Another theme we will be exploring in our field day on social justice for the local tenth grade is that of labor relations. There is, of course some irony in the fact that as of this writing there’s a good probability that the whole activity will be cancelled because of an expected wave of strikes by teachers and maintenance workers. In any case, labor relations are a particularly interesting topic in Israel, as the founding fathers of the state were socialists; we had labor unions here long before we had a state, and for generations the state bureaucracy and the union bureaucracy were intertwined (pathologically so, it seems in retrospect). But that’s not all. One of the dominant themes of Zionism from the beginning – and not only socialist Zionism – was the centrality of physical labor in the revitalization of the Jewish people.
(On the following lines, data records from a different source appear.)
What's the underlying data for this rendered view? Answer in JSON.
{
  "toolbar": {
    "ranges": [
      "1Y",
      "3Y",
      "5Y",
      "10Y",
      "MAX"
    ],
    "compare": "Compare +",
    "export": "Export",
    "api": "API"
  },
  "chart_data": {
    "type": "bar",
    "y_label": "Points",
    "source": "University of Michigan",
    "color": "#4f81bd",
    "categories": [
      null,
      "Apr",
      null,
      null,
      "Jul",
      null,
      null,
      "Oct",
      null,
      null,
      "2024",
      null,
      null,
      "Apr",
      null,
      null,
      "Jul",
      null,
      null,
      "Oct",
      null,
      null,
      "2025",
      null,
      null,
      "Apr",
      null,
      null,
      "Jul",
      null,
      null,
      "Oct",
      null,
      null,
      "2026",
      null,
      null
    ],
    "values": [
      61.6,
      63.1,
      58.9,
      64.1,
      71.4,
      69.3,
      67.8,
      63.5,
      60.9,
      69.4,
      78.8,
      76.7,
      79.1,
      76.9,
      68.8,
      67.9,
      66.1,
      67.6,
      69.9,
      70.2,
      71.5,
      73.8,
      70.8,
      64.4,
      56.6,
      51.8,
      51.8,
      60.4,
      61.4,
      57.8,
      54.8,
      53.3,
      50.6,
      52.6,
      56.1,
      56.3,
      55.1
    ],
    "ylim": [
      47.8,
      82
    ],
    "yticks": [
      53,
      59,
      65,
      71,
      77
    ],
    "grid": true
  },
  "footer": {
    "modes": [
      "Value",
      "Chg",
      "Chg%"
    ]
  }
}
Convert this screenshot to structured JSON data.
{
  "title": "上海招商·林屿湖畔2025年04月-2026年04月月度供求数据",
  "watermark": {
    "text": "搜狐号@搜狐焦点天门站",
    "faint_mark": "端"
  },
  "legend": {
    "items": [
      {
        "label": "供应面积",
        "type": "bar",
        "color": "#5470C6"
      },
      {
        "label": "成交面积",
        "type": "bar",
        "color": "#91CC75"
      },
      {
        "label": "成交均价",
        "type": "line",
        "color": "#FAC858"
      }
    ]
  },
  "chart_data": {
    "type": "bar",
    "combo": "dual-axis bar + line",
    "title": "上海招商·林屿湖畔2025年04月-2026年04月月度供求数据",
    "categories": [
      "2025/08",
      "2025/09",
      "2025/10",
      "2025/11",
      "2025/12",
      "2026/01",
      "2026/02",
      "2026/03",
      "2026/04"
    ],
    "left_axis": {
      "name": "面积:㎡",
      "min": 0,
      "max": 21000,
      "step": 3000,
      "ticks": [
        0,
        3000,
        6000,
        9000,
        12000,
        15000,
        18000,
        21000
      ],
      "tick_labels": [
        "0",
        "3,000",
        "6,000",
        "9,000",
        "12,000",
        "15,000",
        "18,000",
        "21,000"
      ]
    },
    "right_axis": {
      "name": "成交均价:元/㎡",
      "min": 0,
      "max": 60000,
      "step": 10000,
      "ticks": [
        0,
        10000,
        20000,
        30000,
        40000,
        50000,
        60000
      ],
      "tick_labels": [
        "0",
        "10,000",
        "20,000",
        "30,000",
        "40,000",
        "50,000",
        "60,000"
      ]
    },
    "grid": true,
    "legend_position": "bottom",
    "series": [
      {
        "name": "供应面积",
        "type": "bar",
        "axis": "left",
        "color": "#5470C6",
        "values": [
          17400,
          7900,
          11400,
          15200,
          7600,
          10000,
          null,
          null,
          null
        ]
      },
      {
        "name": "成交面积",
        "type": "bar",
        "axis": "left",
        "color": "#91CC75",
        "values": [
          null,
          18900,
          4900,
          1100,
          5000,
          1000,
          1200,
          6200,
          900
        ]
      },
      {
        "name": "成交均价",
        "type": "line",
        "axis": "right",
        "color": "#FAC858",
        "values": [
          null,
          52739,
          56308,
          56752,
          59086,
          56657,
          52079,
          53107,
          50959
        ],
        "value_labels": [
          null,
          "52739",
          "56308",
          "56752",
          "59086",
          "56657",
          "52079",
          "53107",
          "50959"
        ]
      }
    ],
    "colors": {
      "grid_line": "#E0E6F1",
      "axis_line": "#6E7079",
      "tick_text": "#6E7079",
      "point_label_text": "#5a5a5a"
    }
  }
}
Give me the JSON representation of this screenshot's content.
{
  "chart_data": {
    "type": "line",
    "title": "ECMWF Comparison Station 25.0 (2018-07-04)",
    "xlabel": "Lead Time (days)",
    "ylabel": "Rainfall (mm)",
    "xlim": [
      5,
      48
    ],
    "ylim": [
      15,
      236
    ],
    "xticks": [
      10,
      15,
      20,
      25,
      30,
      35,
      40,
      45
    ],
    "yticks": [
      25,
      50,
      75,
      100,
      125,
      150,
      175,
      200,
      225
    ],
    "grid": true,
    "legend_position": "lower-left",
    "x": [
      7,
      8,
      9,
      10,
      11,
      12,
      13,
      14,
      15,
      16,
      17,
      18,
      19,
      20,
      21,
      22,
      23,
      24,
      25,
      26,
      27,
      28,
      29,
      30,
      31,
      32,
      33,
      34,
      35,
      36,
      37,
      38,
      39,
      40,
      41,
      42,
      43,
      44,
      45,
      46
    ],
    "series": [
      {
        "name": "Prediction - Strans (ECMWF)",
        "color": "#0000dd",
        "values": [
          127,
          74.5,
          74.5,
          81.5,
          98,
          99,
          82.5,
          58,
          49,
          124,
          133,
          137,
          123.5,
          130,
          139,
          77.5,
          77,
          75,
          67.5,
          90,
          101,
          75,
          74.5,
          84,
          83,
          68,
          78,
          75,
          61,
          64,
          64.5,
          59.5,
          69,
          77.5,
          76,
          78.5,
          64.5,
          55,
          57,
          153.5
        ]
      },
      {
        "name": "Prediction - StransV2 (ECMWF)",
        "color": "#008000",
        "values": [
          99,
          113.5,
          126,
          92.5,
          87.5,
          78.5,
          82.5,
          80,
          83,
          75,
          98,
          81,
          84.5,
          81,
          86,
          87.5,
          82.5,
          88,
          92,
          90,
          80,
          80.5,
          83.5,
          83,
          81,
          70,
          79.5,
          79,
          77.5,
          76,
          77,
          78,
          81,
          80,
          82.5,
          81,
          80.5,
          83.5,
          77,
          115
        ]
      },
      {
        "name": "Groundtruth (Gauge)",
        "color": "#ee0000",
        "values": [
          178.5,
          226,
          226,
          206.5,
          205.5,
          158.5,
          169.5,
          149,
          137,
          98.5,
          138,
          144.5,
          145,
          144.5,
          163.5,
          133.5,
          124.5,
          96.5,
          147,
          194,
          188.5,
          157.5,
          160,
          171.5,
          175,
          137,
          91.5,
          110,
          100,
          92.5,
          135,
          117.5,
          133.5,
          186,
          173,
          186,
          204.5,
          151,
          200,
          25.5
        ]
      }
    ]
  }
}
In returning to our land, we were being reborn normal, healthy, rooted, and self-sufficient. No more the stereotype of the “luftmensch” (one who lives on air)! Jewish mothers would be proud to raise not doctors and accountants, but farmers and mechanics.

One of the most remarkable figures in Zionist history was A.D. Gordon, who at the age of 47 (in 1903) left his white collar existence in Russia and immigrated to Palestine, where he worked for the rest of his life (almost 20 years) as an agricultural laborer. Charismatic and articulate, he became a kind of “guru” to a whole generation – and his writings are still studied. For example…

…We ourselves must do all the work, from the least strenuous, cleanest, and most sophisticated, to the dirtiest and most difficult. In our own way, we must feel what a worker feels and think what a worker thinks – then, and only then, shall we have a culture of our own, for then we shall have a life of our own…. Only by making Labor, for its own sake, our national ideal shall we be able to cure ourselves of the plague that has affected us for many generations and mend the rent between ourselves and Nature… We must all work with our own hands.

This mindset gave rise to the ideal – and policy – of “avodah ivrit:” the Zionist settlers should not hire Arab laborers to do their dirty work, but instead, we should employ the newly created Jewish peasants and laborers. This ideal, of course, turned out to be a double-edged sword, for with our drive to productivization and self-sufficiency we drove the local Arabs out of the economy and created deep-seated resentments (not to mention economic stagnation) the consequences of which we still suffer.

As the 20th century wore on, the proletarian vision of bourgeois, college-educated idealists dreaming of romantically dirty fingernails collided with the bourgeois vision of thousands of poor refugees from Europe and North Africa dreaming of a nice house in the suburbs and a comfortable middle class life.

Therefore, in order to teach our students about labor relations we will take them to visit factories turning out garments for major international brands, where all of the sewing machines are operated by young Arab women working at minimum wage, and then we will visit prosperous Galilean fruit orchards all of whose workers send their pay home to Thailand. If should we run into the spirit of A.D. Gordon, with his long white beard and his hoe, how will we even begin to explain ourselves?